I would fear for a country like Scotland if pensioners took her advice. By 2031 Scotland will have almost 1.3 million citizens past working age with 650,000 of them aged over 75. That's a lot of people gazing at the sunset. It will put an unhealthy strain on the 2.96 million workforce unless many of those pensioners continue to generate an income.
Besides, how many will be able to afford an ever lengthening old age without work of some kind?
In 2012 more than 300,000 pensioners in the UK started their own business, a rise of 44% in 12 months. A further million opted to stay in employment beyond the age of 65. It is a grim reality for some but others relish the opportunity and the challenge.
Since we are staying healthier for longer, it's possible to pursue long- held dreams that duty didn't allow time for.
A new enthusiasm can be rejuvenating. Life can continue to be enriching in every sense. As old colleagues are shed, new acquaintances arrive.
I speak from experience. As I saw my bus-pass approach I returned to university to re-train. On campus I bumped into a clutch of contemporaries, each doing a different subject.
I won't claim that getting back to my books was easy but it has been one of the most stimulating and worthwhile things I have done.
I reckoned that, if Hillary Clinton was contemplating the presidency of the United States, I could think about a new career.

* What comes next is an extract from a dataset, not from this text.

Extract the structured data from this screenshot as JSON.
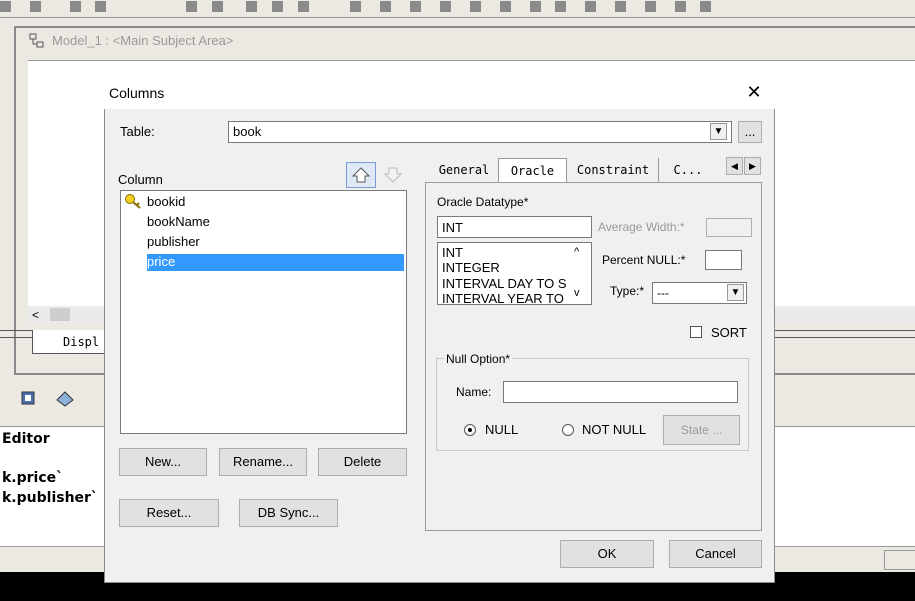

Has my brain density increased? Well, if there is a muscle in there it has been strained. I have been out of my comfort zone and I've encountered a whole swathe of new people of all ages.
Above all, I have been engaged and stimulated and busy, a part of the whirl of life.
I understand those of a more philosophical bent who feel they no longer need to look over the top of the next hill. They find a gentle mercy in learning to just be; in taking pleasure in the small things and the wonder of their natural surroundings.
I, too, have moments like that. But they are just moments. Perhaps as more decades pass they will stretch to days and weeks and months; perhaps not.
I'm afraid I see Bakewell's invitation to set aside ambition as a cul de sac. To me it is an invitation to elasticated waist bands, corn plasters; an invitation she delivered in blue silk and elegant drop earrings.
For me, the pleasure of remaining in lifelong learning, of having deadlines and of meeting interesting people all the time, is that truly I forget what age I am.
So, until creaks arrive and memory dims, I intend to carry on carrying on and enjoying every moment. I want to emulate Joan Bakewell by following her example.
She might talk about relaxing and letting it all go but, by most people's standards, she is still succeeding.
She has a job for life and an income with it. And she has the chutzpa to take to the national stage to chivvy the Government.
I'll hope to do as she does, not as she says. And I very much hope you'll join me.